9) Viva la Vida by Coldplay
Coldplay has a formula. They are very very good at it, and it works. Viva la Vida is no exception. The band put together another powerful group of songs here including, “Violet Hill,” and “Viva la Vida” and “Cemeteries of London.” Polished as ever, Coldplay is still on top of their musical game five albums later, and show no signs of slowing down anytime soon.
8) Ghosts I-IV by Nine Inch Nails
Ghosts is just that, a little glimpse into the mind of Trent Reznor. Following Radiohead’s template, Reznor gave away Ghosts I for free and it was good enough to hook fans for II-IV. With no lyrics, Reznor is free to focus on his mixers, stabilizers, faders, guitars, beats and a plethora of other toys that combine to make Ghosts an album to rival Burial.
7) Third by Portishead
Brooding, dark, beautiful and powerful, Third is all of these and more. It was the album of 2008 that would surmise a bad day, provide a soundtrack to a rainy night or simply numb everything. Its sound seeps into the pores, and sweeps over the body.
6) Modern Guilt by Beck
With the infusion of Dangermouse’s creative beats Beck’s still manages to brave new sonic ground on his 10th album. Full of creative catchy songs, Modern guilt is a mix of Beck’s off the wall antics and social commentary on today’s world. While short, the work is sure to stand the test of time as one of 2008’s brighter moments.
5) Only by the Night by Kings of Leon
Perhaps with Kings of Leon’s shift from hard southern rock to a more polished sound with this album, placing them at No. 5 is generous. But, Only by the Night is a sound album from start to finish. It is filled with standout songs like “Sex on Fire” and “Use Somebody.” Different, yes, but regardless the music speaks for itself.
4) Tha Carter III by Lil Wyane
Obligated to make the list? Yes. However, it took years of collaboration, hard work and writing to create “Tha Carter III.” And it’s arrival signified a paradigm shift in the world of hip-hop. Wyane is really ahead of his time with this. It will take years before the effects of this album are really seen in the industry.

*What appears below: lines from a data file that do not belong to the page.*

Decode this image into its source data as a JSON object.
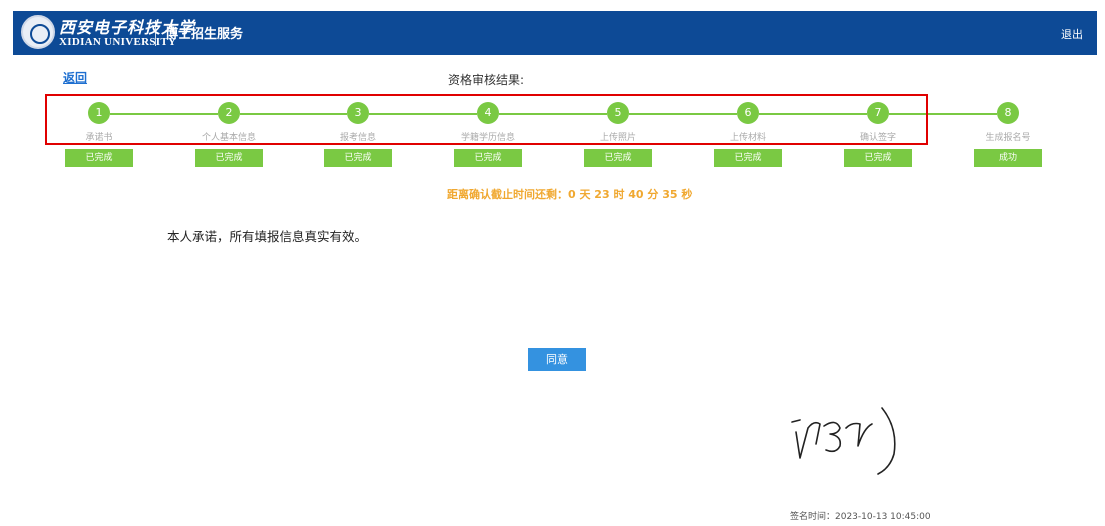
{
  "header": {
    "university_cn": "西安电子科技大学",
    "university_en": "XIDIAN UNIVERSITY",
    "system_title": "博士招生服务",
    "logout_label": "退出"
  },
  "nav": {
    "back_label": "返回"
  },
  "result_title": "资格审核结果:",
  "steps": [
    {
      "number": "1",
      "label": "承诺书",
      "status": "已完成"
    },
    {
      "number": "2",
      "label": "个人基本信息",
      "status": "已完成"
    },
    {
      "number": "3",
      "label": "报考信息",
      "status": "已完成"
    },
    {
      "number": "4",
      "label": "学籍学历信息",
      "status": "已完成"
    },
    {
      "number": "5",
      "label": "上传照片",
      "status": "已完成"
    },
    {
      "number": "6",
      "label": "上传材料",
      "status": "已完成"
    },
    {
      "number": "7",
      "label": "确认签字",
      "status": "已完成"
    },
    {
      "number": "8",
      "label": "生成报名号",
      "status": "成功"
    }
  ],
  "deadline_text": "距离确认截止时间还剩：0 天 23 时 40 分 35 秒",
  "pledge_text": "本人承诺，所有填报信息真实有效。",
  "agree_label": "同意",
  "sign_time_text": "签名时间：2023-10-13 10:45:00",
  "colors": {
    "header_bg": "#0d4a96",
    "step_green": "#7ac943",
    "deadline_orange": "#f0a830",
    "button_blue": "#3492e0",
    "highlight_red": "#e00000"
  }
}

3) Dear Science, by TV on the Radio
This is a grandiose sweeping album for this Brooklyn band that shows a band really coming into its own here. TVOTR set its sights high with this effort and connected on all targets. The music flows smoothly from one song to the next painting a sonic soundscape for the listener that is both relaxing an intriguing at the same time. Perhaps the most intriguing aspect of Dear Science is how effortlessly TVOTR makes this album appear.
2) Forth by The Verve
After a 11 year hiatus The Verve seemed to seamlessly appear out of the clear blue sky depicted on Forth’s cover. Since the band’s massive success with “Urban Hymns” there was a sense that this was a last ditch effort by a band past its prime. For that reason it flew under the radar receiving little press. The truth is this album is a masterpiece. It is composed with the utmost care to detail. Every note speaks to the listener on a personal level. The intricacies of how the music is blended, takes a minimum of 10 listens to even begin to dissect. High point “Love is Noise.”

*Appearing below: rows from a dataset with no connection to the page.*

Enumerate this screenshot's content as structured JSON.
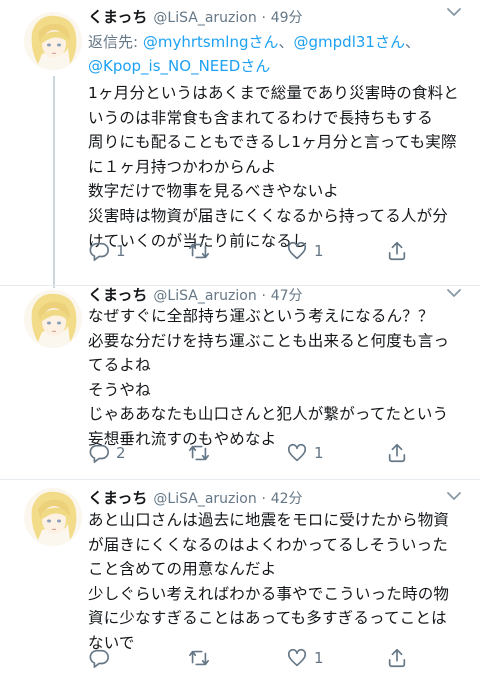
{
  "tweets": [
    {
      "name": "くまっち",
      "handle": "@LiSA_aruzion",
      "dot": "·",
      "time": "49分",
      "reply_prefix": "返信先: ",
      "reply_users": [
        "@myhrtsmlngさん",
        "@gmpdl31さん",
        "@Kpop_is_NO_NEEDさん"
      ],
      "reply_sep": "、",
      "lines": [
        "1ヶ月分というはあくまで総量であり災害時の食料と",
        "いうのは非常食も含まれてるわけで長持ちもする",
        "周りにも配ることもできるし1ヶ月分と言っても実際",
        "に１ヶ月持つかわからんよ",
        "数字だけで物事を見るべきやないよ",
        "災害時は物資が届きにくくなるから持ってる人が分",
        "けていくのが当たり前になるし"
      ],
      "replies": "1",
      "retweets": "",
      "likes": "1"
    },
    {
      "name": "くまっち",
      "handle": "@LiSA_aruzion",
      "dot": "·",
      "time": "47分",
      "lines": [
        "なぜすぐに全部持ち運ぶという考えになるん？？",
        "必要な分だけを持ち運ぶことも出来ると何度も言っ",
        "てるよね",
        "そうやね",
        "じゃああなたも山口さんと犯人が繋がってたという",
        "妄想垂れ流すのもやめなよ"
      ],
      "replies": "2",
      "retweets": "",
      "likes": "1"
    },
    {
      "name": "くまっち",
      "handle": "@LiSA_aruzion",
      "dot": "·",
      "time": "42分",
      "lines": [
        "あと山口さんは過去に地震をモロに受けたから物資",
        "が届きにくくなるのはよくわかってるしそういった",
        "こと含めての用意なんだよ",
        "少しぐらい考えればわかる事やでこういった時の物",
        "資に少なすぎることはあっても多すぎるってことは",
        "ないで"
      ],
      "replies": "",
      "retweets": "",
      "likes": "1"
    }
  ],
  "colors": {
    "text": "#14171a",
    "secondary": "#657786",
    "link": "#1da1f2",
    "thread_line": "#ccd6dd"
  },
  "icons": {
    "reply": "reply-icon",
    "retweet": "retweet-icon",
    "like": "like-icon",
    "share": "share-icon",
    "caret": "chevron-down-icon"
  }
}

1) The Bedlam in Goliath by The Mars Volta
This album is louder, faster and more composed than anything Mars Volta has released to date. And that is saying something. These West Texas boys know how to let loose. From its first song, “Aberinkula” through “Wax Simulacra” and the title track “Goliath” the pace leaves little room to breathe. Delving into new terrain, Mars Volta turns it up to 11 on Bedlam earning it this year’s No. 1 spot.